Most adults know that healthy eating is essential for optimal health. We understand that drinking plenty of water, eating nutritious food, and watching what we put into our body is crucial for staying healthy.
Passing this information on to children isn’t always at the front of our minds, but it’s a valuable lesson. After all, this isn’t just about the food we eat; it’s the lifestyle it offers. After all, children can’t prepare their food, understand what they’re eating, nor make conscious health choices based on previous education.
For early years providers, this role is essential. Your job isn’t only providing nutritious food; it’s also vital to teach young children why it’s good for the body in a way they can understand.
Understanding Obesity in Children
According to Public Health England, nearly 25% of children in reception are considered overweight. There are several risk factors for obese children, including parental health (when at least one parent is obese) and maternal health (if a woman is overweight or obese throughout pregnancy). One significant causal factor to the excess weight is poor diets; highly processed food, sugary drinks, and high-fat meals.
For children facing obesity status, pre-diabetes, breathing difficulties, and high cholesterol can develop quite rapidly as the body’s physical health declines. The impact of obesity in children isn’t just physical. There’s a strong association with poor emotional and psychological health; many children become bullied or face low self-esteem as a result.
How early is too early to adopt healthy eating?
Facing these statistics, the notion of too early doesn’t exist. The goal for all children should be education, information, and opportunity. Children should be encouraged to make healthy choices as soon as possible, as effortlessly as possible.
Healthy eating habits aren’t just within the home; as early care providers, the onus falls within the centre to deliver healthy, nutritious meals and snacks throughout the day. If you’re looking for a few ways to implement healthy eating strategies for your children, consider the following ideas:
1. Always be the role model. Children will often imitate what they see, especially if it’s someone they trust. Getting involved with snack time doesn’t have to be a big production. Just set a good example in what you eat and watch your children do the same.
2. Let the Children Create Their Masterpiece. When children are given the option of eat or starve they most often will choose the latter. New foods are intimidating, and picky palettes can make textures or flavours challenging to handle. Consider giving your children a few different snack options and let them choose what they’d like to add to their plate.
3. Make Food Fun. Rather than serving ordinary fruits and vegetables, purchase a few small cookie cutters and go wild. Cucumbers can transform into hearts, cheese can become stars, or fruits can become a rainbow.
4. Let the Children Help. While children may not have the skill to chop and prepare their snacks, they can get involved with “meal planning”. Find several photos of different fruits and vegetables and post them to a class wall. Ask each child what food they’d like to try (either individually or as a group). This may not work in every setting, but it can be a fun exploration game for younger children.
5. Offer Choices. Every child will prefer specific foods, but that doesn’t mean they can’t try new ones. When setting out a snack, give the children an option between two vegetables or fruits. For example, “would you like carrots or cauliflower?”
6. Always offer dip. Whether you’re serving fruits, vegetables, crackers, or salad, having different dips or dressings can always encourage children to try new foods. Consider a low-fat salad dressing, hummus, guacamole, or low-fat ranch dip.

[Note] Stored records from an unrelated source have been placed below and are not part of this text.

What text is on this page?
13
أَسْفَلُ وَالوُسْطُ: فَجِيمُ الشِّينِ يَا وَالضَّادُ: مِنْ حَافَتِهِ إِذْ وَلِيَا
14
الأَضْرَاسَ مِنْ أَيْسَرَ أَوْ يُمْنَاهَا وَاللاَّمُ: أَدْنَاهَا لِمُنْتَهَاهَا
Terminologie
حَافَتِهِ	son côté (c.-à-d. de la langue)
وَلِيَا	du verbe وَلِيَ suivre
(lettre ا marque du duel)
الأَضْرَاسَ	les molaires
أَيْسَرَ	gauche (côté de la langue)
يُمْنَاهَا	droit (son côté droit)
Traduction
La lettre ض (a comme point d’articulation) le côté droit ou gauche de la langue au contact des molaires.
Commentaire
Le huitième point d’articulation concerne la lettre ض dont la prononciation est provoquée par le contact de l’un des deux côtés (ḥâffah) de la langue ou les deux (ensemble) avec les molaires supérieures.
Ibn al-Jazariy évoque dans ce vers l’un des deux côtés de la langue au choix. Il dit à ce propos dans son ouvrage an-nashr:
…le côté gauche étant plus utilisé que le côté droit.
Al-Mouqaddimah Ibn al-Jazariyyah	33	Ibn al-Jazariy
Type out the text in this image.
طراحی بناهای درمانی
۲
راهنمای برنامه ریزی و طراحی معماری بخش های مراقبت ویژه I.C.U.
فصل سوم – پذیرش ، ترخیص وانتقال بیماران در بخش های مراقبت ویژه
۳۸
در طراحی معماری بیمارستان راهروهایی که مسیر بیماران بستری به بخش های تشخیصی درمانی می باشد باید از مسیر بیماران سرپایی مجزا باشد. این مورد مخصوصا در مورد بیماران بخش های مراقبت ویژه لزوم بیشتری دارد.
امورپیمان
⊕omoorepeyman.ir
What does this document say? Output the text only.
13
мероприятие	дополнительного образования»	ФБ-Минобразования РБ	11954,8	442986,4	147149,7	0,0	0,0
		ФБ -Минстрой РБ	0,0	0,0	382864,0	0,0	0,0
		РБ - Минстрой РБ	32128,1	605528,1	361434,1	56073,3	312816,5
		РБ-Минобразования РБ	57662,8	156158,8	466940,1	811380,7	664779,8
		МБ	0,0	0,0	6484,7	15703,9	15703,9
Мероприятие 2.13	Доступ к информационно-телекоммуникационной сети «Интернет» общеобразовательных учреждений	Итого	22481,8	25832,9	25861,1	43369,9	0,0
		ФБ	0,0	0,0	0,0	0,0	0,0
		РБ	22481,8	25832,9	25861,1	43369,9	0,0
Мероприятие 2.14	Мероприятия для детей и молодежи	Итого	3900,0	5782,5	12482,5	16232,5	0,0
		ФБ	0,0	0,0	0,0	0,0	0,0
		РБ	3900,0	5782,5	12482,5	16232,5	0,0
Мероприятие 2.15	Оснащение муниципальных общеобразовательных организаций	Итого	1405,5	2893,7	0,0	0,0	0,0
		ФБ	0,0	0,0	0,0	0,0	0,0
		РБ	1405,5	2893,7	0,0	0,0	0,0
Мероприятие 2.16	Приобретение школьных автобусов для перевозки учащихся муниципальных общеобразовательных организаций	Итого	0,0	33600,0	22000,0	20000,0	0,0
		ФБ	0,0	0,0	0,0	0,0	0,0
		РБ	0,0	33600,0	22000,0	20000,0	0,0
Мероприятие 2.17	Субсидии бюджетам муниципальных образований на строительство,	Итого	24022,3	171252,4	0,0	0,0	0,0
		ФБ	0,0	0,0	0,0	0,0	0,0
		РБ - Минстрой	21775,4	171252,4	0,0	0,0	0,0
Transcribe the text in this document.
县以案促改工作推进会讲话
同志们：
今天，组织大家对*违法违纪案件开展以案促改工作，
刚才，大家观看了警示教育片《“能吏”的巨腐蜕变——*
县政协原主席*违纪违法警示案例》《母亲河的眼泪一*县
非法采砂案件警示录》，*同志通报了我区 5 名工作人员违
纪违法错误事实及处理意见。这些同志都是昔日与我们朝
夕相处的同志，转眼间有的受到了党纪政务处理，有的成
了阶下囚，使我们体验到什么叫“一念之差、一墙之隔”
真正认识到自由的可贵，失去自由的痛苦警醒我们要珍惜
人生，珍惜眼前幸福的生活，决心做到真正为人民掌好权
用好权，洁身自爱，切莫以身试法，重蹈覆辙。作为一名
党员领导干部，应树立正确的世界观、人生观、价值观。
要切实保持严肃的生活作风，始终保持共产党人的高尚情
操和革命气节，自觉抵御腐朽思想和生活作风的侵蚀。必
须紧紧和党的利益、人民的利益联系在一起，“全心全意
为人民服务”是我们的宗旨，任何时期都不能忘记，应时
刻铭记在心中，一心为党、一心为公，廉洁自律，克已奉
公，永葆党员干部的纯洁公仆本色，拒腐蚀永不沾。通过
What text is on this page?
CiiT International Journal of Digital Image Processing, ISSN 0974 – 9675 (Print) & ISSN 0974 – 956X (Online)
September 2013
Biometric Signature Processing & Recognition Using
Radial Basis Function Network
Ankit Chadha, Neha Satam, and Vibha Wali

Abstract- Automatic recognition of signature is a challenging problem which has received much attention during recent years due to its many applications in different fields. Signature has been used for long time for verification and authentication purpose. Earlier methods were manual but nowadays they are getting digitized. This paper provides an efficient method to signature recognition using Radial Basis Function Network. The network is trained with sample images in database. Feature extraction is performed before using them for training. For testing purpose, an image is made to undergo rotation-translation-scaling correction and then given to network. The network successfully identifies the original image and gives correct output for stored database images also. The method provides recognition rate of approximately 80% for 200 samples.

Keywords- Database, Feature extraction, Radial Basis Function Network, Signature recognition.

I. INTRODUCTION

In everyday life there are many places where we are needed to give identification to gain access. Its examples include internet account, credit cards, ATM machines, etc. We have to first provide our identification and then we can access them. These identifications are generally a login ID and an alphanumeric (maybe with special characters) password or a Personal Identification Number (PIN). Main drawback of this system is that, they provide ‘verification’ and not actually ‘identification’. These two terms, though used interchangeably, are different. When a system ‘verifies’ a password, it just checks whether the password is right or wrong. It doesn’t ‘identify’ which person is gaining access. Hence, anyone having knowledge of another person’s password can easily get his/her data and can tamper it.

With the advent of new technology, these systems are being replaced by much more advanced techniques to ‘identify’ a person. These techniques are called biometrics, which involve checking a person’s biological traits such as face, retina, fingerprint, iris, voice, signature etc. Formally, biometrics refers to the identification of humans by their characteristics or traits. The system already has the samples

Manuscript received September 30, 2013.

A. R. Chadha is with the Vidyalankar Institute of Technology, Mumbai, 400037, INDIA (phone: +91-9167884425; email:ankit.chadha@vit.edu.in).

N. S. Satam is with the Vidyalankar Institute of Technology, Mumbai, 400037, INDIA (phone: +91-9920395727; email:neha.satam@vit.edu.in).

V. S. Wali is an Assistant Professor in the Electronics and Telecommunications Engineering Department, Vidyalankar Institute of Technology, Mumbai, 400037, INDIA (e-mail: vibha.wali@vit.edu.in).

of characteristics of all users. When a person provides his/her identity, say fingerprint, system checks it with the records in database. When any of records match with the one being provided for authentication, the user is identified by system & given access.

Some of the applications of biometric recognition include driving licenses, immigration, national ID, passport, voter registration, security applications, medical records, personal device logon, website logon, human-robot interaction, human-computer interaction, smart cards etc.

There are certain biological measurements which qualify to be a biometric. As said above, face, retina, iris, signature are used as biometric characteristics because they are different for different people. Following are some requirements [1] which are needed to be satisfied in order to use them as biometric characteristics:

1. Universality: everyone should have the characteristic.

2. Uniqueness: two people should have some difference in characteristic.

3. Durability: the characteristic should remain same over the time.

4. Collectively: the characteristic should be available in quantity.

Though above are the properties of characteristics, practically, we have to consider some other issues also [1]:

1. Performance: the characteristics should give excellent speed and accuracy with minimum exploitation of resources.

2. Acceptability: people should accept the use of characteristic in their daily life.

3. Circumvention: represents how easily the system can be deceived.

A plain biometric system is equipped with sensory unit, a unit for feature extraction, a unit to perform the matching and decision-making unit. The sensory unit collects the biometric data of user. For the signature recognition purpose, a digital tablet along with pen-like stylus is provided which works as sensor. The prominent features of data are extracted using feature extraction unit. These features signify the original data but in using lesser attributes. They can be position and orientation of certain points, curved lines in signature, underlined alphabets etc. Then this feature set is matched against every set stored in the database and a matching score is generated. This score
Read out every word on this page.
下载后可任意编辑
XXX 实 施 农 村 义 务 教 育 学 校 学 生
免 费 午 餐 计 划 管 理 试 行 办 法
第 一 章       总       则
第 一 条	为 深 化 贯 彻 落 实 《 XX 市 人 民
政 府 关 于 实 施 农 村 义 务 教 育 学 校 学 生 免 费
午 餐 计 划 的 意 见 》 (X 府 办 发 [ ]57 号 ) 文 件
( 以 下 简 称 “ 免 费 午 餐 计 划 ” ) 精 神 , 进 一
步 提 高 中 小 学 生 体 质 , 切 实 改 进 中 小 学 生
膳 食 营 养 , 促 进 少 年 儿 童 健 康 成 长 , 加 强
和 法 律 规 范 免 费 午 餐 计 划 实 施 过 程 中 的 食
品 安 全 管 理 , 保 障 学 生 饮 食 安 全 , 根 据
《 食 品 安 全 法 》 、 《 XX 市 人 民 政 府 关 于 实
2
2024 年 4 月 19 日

7. Offer different types of protein. A centre needs to branch out from animal-based protein. Protein comes from a wide variety of sources; this includes fish, beans, legumes, dairy, tofu, and whey protein. Plenty of vegetarian meals can be high in protein too.
8. Teach children about balance. For most children, trying to understand diet and nutrition isn’t a linear progression. There will always be setbacks when it comes to healthy eating, and that’s okay. You don’t want an impressionable child to be afraid of processed food! Educate children on the importance of healthy eating while still allowing the occasional treat.
9. Remember proper portion sizes. As adults, we have become accustomed to eating platefuls of food without a second thought. For young children, you’ll want to lower your expectation considerably. Offer children one tablespoon of food for every year of age (for example, if a child is 4, serve four tablespoons of food).
10. Open communication during snack time. Children are adept at multitasking, making it the perfect opportunity to talk about nutrition during snack or mealtimes. Ask the children what they enjoy about the meal and how the specific food helps their body in age-appropriate language.
11. Switch out refined grains for whole-grain substitutes. One of the most manageable changes to make at your facility is the substitution of refined grains. According to Harvard, the quality of the grain is just as important as the quantity. Meaning, serving whole grains give children maximum health benefits while still being tasty.
12. Allow the child to end the meal. While eating nutritious food is essential, recognizing when they feel full is equally beneficial. By allowing your children to stop eating when they no longer feel hungry, they’ll learn to regulate their bodies. Refrain from asking the child to clear their plate at meals and snack time unless they have a medical reason on file.